Pode o horizonte que se conquista, ao dar um passo atrás, afinal esconder o que se procura?

segunda-feira, março 02, 2009

Mirita

(este texto começou por ser um comentário a um vídeo/texto no Papel de Fantasia. encontram-no aqui; é o post de dia 16 de Outubro)

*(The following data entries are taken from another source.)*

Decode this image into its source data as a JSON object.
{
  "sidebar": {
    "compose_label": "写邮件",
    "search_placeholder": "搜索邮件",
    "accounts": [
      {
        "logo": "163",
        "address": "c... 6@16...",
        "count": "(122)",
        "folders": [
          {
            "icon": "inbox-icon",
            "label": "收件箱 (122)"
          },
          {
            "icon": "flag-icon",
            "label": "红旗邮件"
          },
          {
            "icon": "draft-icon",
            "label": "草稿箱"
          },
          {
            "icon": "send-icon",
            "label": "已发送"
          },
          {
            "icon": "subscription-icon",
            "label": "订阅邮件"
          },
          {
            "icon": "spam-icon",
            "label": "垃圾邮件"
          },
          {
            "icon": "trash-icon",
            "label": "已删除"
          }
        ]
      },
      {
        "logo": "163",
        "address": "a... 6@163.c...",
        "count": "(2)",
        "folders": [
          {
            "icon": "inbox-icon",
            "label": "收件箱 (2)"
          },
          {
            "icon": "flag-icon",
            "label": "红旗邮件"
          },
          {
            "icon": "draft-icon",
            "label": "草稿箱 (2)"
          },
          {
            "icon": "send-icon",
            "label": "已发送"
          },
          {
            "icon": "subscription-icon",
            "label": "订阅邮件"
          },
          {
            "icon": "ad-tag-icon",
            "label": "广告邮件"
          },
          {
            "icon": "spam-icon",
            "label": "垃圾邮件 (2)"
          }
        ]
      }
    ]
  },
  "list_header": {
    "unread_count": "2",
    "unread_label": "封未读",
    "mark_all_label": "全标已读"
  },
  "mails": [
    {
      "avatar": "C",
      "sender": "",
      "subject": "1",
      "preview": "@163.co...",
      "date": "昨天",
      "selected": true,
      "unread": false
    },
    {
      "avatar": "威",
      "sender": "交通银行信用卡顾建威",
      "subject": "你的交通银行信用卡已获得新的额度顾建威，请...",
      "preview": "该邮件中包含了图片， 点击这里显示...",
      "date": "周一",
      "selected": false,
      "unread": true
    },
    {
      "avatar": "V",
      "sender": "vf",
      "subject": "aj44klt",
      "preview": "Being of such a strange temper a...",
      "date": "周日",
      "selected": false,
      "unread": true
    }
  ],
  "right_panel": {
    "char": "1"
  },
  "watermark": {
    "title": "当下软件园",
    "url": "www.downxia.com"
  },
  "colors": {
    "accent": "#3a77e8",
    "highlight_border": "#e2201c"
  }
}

Mirita não pode ver uma câmera – seja se filmar, seja de retratar – que logo se vai plantar na sua frente. Não é coisa de sempre, apenas da idade terceira: foi preciso não ter o que fazer, para descobrir tão estranha mania. Todos os dias – fora os de muito frio ou água extrema – sai de casa cedo, cidade abaixo, na direcção da Baixa. Vai à cata de turistas, que é quem mais aponta "essas máquinas do demo, que só existem para me desatinar o juízo", explicou ela, às vizinhas que, um dia, perdendo a vergonha, lhe questionaram "a pancada".

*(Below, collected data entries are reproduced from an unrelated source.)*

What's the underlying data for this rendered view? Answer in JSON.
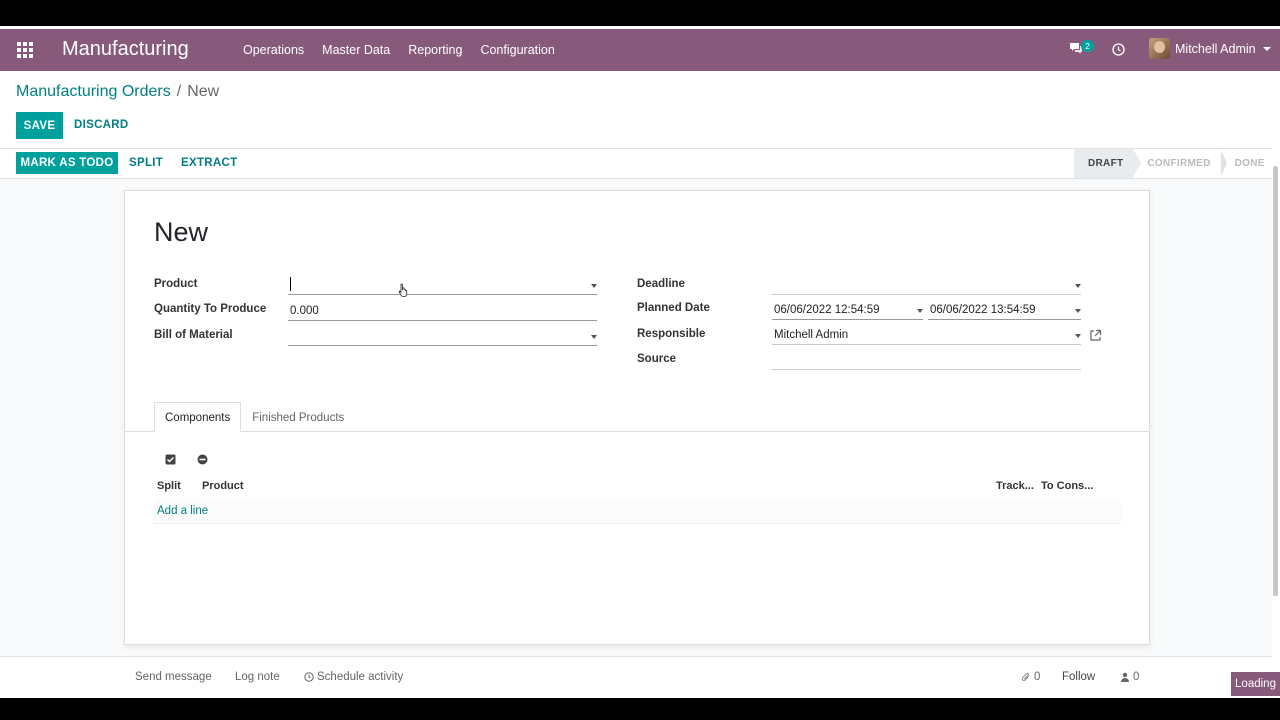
{
  "navbar": {
    "brand": "Manufacturing",
    "menu": [
      "Operations",
      "Master Data",
      "Reporting",
      "Configuration"
    ],
    "chat_badge": "2",
    "user_name": "Mitchell Admin",
    "color": "#875a7b"
  },
  "breadcrumb": {
    "parent": "Manufacturing Orders",
    "separator": "/",
    "current": "New"
  },
  "buttons": {
    "save": "SAVE",
    "discard": "DISCARD",
    "mark_as_todo": "MARK AS TODO",
    "split": "SPLIT",
    "extract": "EXTRACT"
  },
  "stages": [
    "DRAFT",
    "CONFIRMED",
    "DONE"
  ],
  "active_stage": "DRAFT",
  "form": {
    "title": "New",
    "labels": {
      "product": "Product",
      "quantity": "Quantity To Produce",
      "bom": "Bill of Material",
      "deadline": "Deadline",
      "planned_date": "Planned Date",
      "responsible": "Responsible",
      "source": "Source"
    },
    "values": {
      "product": "",
      "quantity": "0.000",
      "bom": "",
      "deadline": "",
      "planned_start": "06/06/2022 12:54:59",
      "planned_end": "06/06/2022 13:54:59",
      "responsible": "Mitchell Admin",
      "source": ""
    },
    "tabs": [
      "Components",
      "Finished Products"
    ],
    "active_tab": "Components",
    "table": {
      "headers": [
        "Split",
        "Product",
        "Track...",
        "To Cons..."
      ],
      "add_line": "Add a line"
    }
  },
  "chatter": {
    "send_message": "Send message",
    "log_note": "Log note",
    "schedule_activity": "Schedule activity",
    "attachments": "0",
    "follow": "Follow",
    "followers": "0"
  },
  "loading": "Loading",
  "colors": {
    "accent": "#00a09d",
    "link": "#017e84",
    "brand": "#875a7b"
  }
}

Assim que vê o incauto estrangeiro a enquadrar o que quer que seja, intromete-se na moldura, sem pudor, como quem não quer a coisa, ora a fingir dores nas juntas, ora a pentear a rala melena, ou até mesmo a falar sozinha, mas sempre em pose estudada, de diva – memórias das actrizes, que lhe ficaram das matinés do Paris, e do Odeon, e do Condes, onde Germano, o marido, a levava em passeio domingueiro a ver as fitas. Desde que ele se foi desta para melhor (e ela quer acreditar que ele está melhor “lá”, porque “cá” a Gota o fez sofrer horrores), passa muito do seu tempo a recordar esses passeios de Eléctrico pela cidade; as idas ao cinema e à Revista; o prego que comiam na Estrela Brilhante, no fim da festa, para aconchegar os ânimos. Agora, para além das memórias, sente que apenas lhe restam os "camones" e as telenovelas – que vê sem som, para poder imaginar os enredos.

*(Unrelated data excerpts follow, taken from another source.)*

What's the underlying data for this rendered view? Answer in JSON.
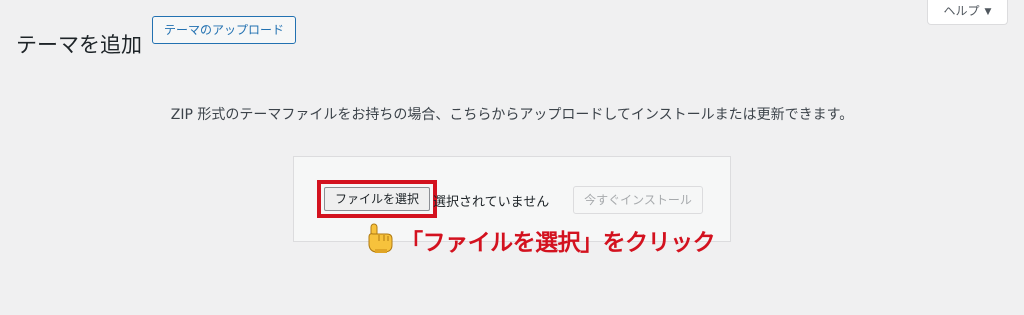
{
  "header": {
    "title": "テーマを追加",
    "upload_button_label": "テーマのアップロード"
  },
  "help_tab": {
    "label": "ヘルプ",
    "caret": "▼"
  },
  "upload": {
    "description": "ZIP 形式のテーマファイルをお持ちの場合、こちらからアップロードしてインストールまたは更新できます。",
    "choose_file_label": "ファイルを選択",
    "file_status": "選択されていません",
    "install_button_label": "今すぐインストール"
  },
  "annotation": {
    "text": "「ファイルを選択」をクリック",
    "icon": "pointing-hand-icon",
    "color": "#d3121f"
  },
  "colors": {
    "background": "#f0f0f1",
    "accent": "#2271b1",
    "highlight": "#d3121f"
  }
}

Coloca-se na imagem para que exista uma recordação dela, tal como ela recorda as actrizes – não importa que não se saiba quem ela é, desde que olhem para ela, por um momento que seja.

No outro dia, desanimada e dorida na sua perseguição às Sonys, Panasonics, Canons e Nikons, decidiu ir para casa mais cedo. Tinha começado a descer os degraus do Metro na Praça da Figueira, devagar, com as artroses a ganirem-lhe de fininho, quando o viu, encostado à parede, ao fundo da escadaria. Empunhava esse objecto maldito, que a hipnotizava, na direcção do céu (ou do que quer que fosse, que ela não é de perder tempo a questionar essa gente estranha que vem de longe). Como está bem de ver, não resistiu. Fez da dor fortaleza e voltou para trás. "Só mais esta, para terminar o dia". Agarrou-se ao corrimão e puxou-se, a moinha a pesar-lhe cada vez mais, a cada degrau que subia. Enquanto se introduzia no enquadramento alheio, ia dizendo baixinho, "vou fazer uma pose dramática, uma expressão de sofrimento, como aquela actriz, daquele filme marroquino, quando o deixa no aeroporto, a caminho de Lisboa... ai, mulher, tu puxa pelas pernas e pela cabeça, como se chama o raio do filme"?